Testing the Equity Mutual Fund Liquidity Ratio
A reader requested an evaluation of the Fosback Index and its Ned Davis variant. The creators of these indicators argue that a high (low) ratio of cash equivalents to assets among equity mutual funds indicates strong (weak) potential demand for stocks. The Investment Company Institute (ICI) surveys mutual fund managers monthly to measure the aggregate mutual fund liquidity ratio. However, only the most recent survey results and past year-end values of the liquidity ratio are publicly available. Monthly values are available with a lag of about one month. Norman Fosback adjusts the raw liquidity ratio based on current interest rates, reasoning that mutual fund managers have more (less) incentive to hold cash when interest rates are high (low). We adjust the raw liquidity ratio from ICI for interest rates by debiting the contemporaneous 13-week U.S. Treasury bill (T-bill) yield. Using January and February closes of the S&P 500 index and year-end values of the equity mutual fund liquidity ratio and T-bill yield during December 1984 through February 2014 ( about 30 years), we find that:
The following chart summarizes year-end equity mutual fund raw and adjusted liquidity ratios over the entire sample period. It shows that the raw liquidity ratio has been relatively low in recent years, and the adjusted liquidity ratio (ALR) has sometimes been negative since the mid-1990s. The average year-end ALR is 2.5% over the sample period. It appears the fund managers allow ALR to drift toward zero during extended bull markets (or, alternatively, bear markets shock managers into maintaining a higher cash reserve).
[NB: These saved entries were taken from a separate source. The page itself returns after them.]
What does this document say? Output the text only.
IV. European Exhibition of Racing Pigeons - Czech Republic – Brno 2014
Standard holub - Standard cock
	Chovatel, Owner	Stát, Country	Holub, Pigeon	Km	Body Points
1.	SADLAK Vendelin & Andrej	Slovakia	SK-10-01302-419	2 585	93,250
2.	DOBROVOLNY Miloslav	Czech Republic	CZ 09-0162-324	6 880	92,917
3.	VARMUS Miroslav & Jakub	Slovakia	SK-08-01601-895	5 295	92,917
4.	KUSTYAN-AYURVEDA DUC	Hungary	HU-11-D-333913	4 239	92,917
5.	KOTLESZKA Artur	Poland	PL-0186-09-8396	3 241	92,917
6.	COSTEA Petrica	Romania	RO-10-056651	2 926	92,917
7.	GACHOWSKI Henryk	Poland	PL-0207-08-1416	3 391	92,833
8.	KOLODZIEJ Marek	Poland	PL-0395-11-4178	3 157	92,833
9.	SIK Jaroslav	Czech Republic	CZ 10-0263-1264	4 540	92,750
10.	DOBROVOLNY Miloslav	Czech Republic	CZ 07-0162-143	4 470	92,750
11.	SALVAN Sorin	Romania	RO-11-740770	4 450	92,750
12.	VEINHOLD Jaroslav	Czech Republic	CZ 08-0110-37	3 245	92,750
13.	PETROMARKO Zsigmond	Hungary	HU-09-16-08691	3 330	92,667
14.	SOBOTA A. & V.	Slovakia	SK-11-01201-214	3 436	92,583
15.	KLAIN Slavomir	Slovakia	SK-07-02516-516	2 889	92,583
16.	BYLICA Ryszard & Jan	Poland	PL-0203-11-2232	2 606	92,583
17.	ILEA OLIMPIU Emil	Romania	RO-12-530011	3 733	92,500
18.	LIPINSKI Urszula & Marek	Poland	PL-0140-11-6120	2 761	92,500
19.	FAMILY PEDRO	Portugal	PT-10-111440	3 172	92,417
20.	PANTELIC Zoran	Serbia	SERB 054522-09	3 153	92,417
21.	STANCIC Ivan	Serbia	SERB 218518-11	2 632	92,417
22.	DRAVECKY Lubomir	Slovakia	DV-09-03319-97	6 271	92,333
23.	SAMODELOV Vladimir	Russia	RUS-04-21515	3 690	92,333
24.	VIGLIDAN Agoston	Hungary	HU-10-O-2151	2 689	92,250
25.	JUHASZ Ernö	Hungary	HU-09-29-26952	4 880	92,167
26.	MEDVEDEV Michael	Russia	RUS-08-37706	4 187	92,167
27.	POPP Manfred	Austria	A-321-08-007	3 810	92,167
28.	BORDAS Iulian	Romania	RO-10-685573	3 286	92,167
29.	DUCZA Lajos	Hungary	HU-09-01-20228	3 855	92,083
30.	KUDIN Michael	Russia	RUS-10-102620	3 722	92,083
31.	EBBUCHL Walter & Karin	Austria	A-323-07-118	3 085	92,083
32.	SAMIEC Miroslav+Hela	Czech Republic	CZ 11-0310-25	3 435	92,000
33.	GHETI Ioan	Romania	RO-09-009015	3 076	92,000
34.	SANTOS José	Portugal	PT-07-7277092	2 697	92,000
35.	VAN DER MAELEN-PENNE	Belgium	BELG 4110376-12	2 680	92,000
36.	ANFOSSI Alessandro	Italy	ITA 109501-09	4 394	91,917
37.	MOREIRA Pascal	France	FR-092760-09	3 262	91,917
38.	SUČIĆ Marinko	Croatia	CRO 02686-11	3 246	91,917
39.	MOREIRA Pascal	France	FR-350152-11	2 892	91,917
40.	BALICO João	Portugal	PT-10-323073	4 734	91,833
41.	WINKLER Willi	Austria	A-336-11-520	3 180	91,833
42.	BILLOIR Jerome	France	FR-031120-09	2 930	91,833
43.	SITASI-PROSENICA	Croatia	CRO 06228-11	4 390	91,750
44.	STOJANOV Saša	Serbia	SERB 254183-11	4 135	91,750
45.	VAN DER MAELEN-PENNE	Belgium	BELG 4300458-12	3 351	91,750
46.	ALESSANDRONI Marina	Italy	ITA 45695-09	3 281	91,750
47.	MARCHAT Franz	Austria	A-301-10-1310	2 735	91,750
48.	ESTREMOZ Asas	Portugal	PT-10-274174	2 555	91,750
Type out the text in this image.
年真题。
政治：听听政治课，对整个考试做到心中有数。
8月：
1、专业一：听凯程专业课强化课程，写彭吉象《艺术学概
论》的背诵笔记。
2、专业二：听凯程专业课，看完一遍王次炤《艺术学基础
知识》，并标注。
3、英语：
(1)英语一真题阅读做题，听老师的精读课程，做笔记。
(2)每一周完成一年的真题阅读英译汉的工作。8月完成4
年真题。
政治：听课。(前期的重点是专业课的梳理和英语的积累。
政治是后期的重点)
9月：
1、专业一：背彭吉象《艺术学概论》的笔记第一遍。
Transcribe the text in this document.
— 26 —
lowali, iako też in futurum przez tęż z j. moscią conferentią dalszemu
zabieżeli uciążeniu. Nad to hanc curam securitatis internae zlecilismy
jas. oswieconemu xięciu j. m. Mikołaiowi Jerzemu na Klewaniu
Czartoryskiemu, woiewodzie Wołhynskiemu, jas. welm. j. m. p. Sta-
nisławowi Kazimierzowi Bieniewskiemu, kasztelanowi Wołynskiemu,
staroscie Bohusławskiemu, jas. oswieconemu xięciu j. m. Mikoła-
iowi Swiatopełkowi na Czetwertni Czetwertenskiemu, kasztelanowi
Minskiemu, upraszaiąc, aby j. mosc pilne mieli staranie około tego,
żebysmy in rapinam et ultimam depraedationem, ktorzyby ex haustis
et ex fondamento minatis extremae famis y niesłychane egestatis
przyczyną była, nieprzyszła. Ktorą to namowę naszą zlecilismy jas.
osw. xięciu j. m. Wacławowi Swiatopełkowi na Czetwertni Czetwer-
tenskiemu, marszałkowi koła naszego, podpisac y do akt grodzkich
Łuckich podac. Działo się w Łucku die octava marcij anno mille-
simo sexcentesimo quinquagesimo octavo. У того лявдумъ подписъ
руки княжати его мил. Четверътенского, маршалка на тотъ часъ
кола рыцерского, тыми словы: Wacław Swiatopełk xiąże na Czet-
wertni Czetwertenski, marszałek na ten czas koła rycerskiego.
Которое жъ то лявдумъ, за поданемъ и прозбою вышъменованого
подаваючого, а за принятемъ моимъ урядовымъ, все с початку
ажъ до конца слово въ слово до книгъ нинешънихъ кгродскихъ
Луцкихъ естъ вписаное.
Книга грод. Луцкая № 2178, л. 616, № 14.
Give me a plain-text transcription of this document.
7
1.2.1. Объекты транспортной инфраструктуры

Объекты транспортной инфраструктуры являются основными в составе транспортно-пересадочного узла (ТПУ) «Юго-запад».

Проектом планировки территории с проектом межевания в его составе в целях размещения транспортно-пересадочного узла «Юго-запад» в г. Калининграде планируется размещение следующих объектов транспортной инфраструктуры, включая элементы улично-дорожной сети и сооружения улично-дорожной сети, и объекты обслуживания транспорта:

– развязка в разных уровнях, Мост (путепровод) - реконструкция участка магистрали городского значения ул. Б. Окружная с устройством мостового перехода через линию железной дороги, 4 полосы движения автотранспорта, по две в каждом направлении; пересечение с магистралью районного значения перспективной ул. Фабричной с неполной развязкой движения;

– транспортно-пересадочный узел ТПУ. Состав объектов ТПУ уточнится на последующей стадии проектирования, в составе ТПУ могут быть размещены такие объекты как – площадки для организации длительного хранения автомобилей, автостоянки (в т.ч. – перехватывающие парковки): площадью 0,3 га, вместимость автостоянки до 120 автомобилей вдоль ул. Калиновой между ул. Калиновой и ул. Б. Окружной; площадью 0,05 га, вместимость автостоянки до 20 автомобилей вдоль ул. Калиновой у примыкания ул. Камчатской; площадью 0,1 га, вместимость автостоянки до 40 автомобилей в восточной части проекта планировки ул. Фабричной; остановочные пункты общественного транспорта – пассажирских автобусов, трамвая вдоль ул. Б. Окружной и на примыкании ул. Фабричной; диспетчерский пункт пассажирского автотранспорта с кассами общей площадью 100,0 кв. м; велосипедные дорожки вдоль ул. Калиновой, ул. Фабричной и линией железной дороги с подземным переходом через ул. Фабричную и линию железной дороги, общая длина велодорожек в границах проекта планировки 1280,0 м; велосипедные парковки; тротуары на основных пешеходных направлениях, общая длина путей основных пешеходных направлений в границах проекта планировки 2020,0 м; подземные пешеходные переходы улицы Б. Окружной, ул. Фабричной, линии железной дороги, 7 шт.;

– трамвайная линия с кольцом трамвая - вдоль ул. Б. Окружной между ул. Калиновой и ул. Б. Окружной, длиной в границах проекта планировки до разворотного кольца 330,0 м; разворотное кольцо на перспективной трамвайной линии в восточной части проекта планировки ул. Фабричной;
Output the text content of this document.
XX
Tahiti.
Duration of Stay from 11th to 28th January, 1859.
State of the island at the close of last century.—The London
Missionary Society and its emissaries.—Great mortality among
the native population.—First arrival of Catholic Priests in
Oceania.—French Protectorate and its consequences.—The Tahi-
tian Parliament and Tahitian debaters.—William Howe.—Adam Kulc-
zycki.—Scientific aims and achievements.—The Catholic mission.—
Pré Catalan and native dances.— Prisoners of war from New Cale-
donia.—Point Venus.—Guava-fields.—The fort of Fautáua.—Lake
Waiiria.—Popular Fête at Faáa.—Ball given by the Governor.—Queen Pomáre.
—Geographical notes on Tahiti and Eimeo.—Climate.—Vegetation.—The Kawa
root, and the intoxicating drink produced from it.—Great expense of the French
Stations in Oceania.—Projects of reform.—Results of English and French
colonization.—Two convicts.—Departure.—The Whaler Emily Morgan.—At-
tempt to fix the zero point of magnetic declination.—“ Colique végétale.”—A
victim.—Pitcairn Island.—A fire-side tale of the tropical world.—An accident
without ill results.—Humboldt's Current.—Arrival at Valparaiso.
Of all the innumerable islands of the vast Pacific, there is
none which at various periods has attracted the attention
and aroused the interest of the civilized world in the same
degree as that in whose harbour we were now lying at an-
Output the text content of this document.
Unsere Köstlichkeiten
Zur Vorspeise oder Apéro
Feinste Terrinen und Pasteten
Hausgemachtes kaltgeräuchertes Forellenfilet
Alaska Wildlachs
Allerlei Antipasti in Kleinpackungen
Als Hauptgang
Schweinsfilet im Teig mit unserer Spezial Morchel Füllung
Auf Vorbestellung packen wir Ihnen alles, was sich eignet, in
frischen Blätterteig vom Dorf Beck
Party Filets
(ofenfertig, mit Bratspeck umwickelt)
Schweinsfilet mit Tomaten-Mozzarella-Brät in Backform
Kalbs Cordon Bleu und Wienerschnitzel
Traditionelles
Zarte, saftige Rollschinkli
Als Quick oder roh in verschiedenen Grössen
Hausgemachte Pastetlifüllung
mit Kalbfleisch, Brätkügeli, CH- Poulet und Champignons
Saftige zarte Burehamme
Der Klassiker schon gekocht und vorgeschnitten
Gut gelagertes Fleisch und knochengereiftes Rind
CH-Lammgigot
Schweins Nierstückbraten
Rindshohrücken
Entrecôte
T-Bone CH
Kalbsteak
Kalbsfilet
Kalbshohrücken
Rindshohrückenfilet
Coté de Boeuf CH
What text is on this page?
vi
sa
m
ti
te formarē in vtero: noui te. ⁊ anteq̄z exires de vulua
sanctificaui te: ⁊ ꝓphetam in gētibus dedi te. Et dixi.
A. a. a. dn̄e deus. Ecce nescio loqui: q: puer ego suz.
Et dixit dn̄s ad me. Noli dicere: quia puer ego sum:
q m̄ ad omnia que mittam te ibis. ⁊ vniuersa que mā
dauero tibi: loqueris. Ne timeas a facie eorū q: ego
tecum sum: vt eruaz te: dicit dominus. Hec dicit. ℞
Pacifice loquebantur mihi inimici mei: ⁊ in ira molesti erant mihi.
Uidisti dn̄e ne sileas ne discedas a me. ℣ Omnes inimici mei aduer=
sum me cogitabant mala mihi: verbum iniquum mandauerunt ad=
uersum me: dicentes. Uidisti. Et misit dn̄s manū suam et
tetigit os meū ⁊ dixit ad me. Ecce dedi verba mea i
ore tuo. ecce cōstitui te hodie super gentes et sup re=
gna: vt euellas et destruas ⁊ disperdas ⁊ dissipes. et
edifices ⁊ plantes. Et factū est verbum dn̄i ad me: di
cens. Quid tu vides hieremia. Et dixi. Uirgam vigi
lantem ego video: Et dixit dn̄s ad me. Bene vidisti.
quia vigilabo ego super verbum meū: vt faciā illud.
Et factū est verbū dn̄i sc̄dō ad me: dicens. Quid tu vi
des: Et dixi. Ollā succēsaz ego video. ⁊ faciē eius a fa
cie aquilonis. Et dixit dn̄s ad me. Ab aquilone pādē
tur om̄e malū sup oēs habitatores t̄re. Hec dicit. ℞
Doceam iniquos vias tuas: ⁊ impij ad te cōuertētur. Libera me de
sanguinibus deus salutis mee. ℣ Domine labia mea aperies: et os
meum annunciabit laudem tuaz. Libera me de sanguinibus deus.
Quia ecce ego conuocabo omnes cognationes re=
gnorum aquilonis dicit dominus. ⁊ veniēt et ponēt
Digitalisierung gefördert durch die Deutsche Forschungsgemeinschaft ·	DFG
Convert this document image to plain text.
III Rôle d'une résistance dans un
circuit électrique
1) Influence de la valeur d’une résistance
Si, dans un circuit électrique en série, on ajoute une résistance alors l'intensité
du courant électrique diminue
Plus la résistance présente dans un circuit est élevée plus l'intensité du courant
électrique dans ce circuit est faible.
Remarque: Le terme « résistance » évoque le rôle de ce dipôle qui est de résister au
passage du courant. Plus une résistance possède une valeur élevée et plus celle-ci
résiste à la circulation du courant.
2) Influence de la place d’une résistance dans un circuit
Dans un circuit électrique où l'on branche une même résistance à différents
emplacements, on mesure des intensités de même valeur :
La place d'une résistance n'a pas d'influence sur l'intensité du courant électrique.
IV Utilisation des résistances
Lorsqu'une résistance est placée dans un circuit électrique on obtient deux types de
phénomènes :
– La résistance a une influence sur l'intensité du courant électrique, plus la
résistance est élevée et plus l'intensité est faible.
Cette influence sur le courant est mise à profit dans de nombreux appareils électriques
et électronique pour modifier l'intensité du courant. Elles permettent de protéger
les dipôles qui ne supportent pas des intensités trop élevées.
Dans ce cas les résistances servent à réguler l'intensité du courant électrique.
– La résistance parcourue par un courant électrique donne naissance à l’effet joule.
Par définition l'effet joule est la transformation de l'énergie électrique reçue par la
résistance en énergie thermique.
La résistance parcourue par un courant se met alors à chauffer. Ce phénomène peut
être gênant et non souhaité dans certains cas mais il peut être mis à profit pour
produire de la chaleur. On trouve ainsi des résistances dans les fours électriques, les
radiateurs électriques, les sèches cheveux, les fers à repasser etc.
To measure the power of ALR to predict stock returns, we use a linear regression.
Since ICI measures the liquidity ratio monthly, we first consider monthly returns. Since there is a one-month lag in reporting, we test the power of year-end ALR to predict the S&P 500 Index return for the ensuing February (end of January to end of February).
The following scatter plot relates S&P 500 Index February return to preceding year-end ALR during 1985 through 2014. The Pearson correlation for this relationship is 0.22 and the R-squared statistic 0.05, indicating that ALR explains 5% of the variation in February returns.
Does the same result hold for an annual rather than monthly horizon?
The next scatter plot relates S&P 500 Index end of January-to-end of January annual return to preceding year-end ALR during 1985 through 2014. The Pearson correlation for this relationship is 0.23 and the R-squared statistic is again 0.05, indicating that ALR explains 5% of the variation in annual returns. Results suggest that ALR changes slowly over time.
Does this tendency translate into a useful market timing strategy?
The final chart tracks the cumulative values of $100,000 initial investments at the end of January 1985 in the S&P 500 Index for four scenarios:
- Hold the index (T-bills) when the prior year-end ALR is above 3% (ALR > 3%).
- Hold the index (T-bills) when the prior year-end ALR is above 2% (ALR > 2%).
- Hold the index (T-bills) when the prior year-end ALR is above 1% (ALR > 1%).
- Buy and hold the S&P 500 Index.
Calculations ignore dividends and (infrequent) trading frictions, both to the disadvantage of buy-and-hold.
The value of the timing strategy is extremely sensitive to the ALR threshold. Moreover, an investor operating in real time (truly out-of-sample) may have had great difficulty deciding what threshold to use early in the sample period.
In summary, evidence from simple tests on a small sample supports little belief that the equity mutual fund liquidity ratio is useful for timing the U.S. stock market.
Cautions regarding findings include:
- As noted, given the variability of data (especially annual returns), the sample is very small for confident inference. Excluding a single extreme observation materially affects statistics. The sample is too small to test for non-linearity in the relationship between ALR and future returns. A full set of monthly inputs may be illuminating.
- As noted, excluding dividends and trading frictions from the market timing test puts the buy-and-hold benchmark at a disadvantage.
- Some other way of adjusting raw liquidity ratio for interest rates may produce different results.